It is a truth universally acknowledged that a woman in possession of three boys, two dogs and a husband who never turns off the TV must be in want of a She Shed.
What’s a She Shed, you wonder? Just ask Pinterest, which we can simultaneously applaud and blame for bringing this trend into perfect, peppy, inferiority-producing focus. According to the site, a She Shed is a structure in the backyard where a woman can escape the countless demands of her life and find her true self again. It’s “the new man cave!”
But the more pictures I see of She Sheds, the more they scare me. If this is a woman’s answer to a man cave, then I’d rather be a man. Gone are the foosball tables, the beer on tap, the elaborate sound systems and exercise equipment. Instead women get shingle siding, lavender paint, window boxes, lace curtains and an abundance of gingerbread trim. These decorative signposts are all fine in isolation. But cram them together and throw a glue-gun-fueled scrapbooking project on top and the result is a gigantic estrogen explosion. Just imagine a Nancy Meyers movie with Beatrix Potter doing the set design. We might as well force those with a Y chromosome to move to another continent.
Which I’ll admit can be an appealing thought if, like me, you are the mother of three boys. I have a dear friend whose therapist once told him that he starts fires just so he can put them out. I have a similar problem in that I keep having boys and then just want to get away from them. Why? They need me too much. When I was a new mother, I believed that my boys would seek me out for my unique life wisdom and deep insight into the really important things (if a bird in the hand is worth two in the bush; whether virtue is its own reward; why women never get tired of the six-hour Pride and Prejudice starring Colin Firth). But no, my boys need me, and me alone, to find the crapola they have scattered all over the house.
I think What to Expect When You’re Expecting should stop devoting so much attention to labor and delivery (after all, they are fairly brief episodes in the grand scheme of things) and issue an updated edition with a chapter titled “Things Your Children Will Never Be Able to Locate Without Your Help (and Yes, Those Things Are Probably Upstairs).” I, for one, would have been much more prepared for the joys of motherhood if I had read such a chapter when I was pregnant. Instead I greet each day with the vague panic of not knowing when I am going to have to produce a missing shin guard with only three minutes’ notice because the soccer game actually starts half an hour earlier than Dad thought. It’s like waking up every day in the same movie, filled with hidden predators. If the audience knows when they’re going to pop out and scare the heck out of me, it’s not saying.

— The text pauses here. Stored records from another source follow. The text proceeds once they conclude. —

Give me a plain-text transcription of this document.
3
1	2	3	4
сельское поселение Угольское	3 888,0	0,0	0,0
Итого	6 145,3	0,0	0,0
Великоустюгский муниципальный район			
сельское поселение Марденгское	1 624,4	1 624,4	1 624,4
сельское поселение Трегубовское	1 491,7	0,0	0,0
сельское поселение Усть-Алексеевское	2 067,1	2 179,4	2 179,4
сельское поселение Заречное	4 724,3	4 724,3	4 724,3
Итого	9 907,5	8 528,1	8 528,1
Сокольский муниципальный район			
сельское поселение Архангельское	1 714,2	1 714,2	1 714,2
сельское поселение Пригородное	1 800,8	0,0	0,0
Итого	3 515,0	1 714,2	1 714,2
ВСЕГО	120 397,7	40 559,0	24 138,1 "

Which brings me to my latest invention: Mom’s Little Panic Room™. Perfect for the woman who doesn’t have time for window boxes and hates gingerbread trim but still needs an impenetrable escape from the terrifying demands placed on her by disorganized children. I’m pretty sure this is a product that’s going to catch on. Imagine a Kevlar-reinforced bunker with its own communication system and a special hatch in the roof for the delivery of everyday essentials such as sleeping masks and vodka gimlets. Instead of scrapbooking supplies, Mom’s Little Panic Room™ will have custom cubbies well stocked with all the things that are constantly going missing in the average American household because no one (read: children, husbands) puts them back where they belong–nail clippers, flashlights, Scotch tape, AA batteries and pens with caps.
Clever mothers everywhere understand that laziness nearly always trumps need when it comes to missing shin guards–which means if a child is forced to walk all the way outside and penetrate Mom’s Little Panic Room™ in order to get help, well, chances are he can find that shin guard on his own. No more learned helplessness–and plenty of time for Mom to watch all six hours of Pride and Prejudice. Straight through!
Now all I need is someone to fund my idea. I’m imagining a disorganized young tech entrepreneur who needs a surrogate mother. Oh, and someone to find the keys to his Tesla.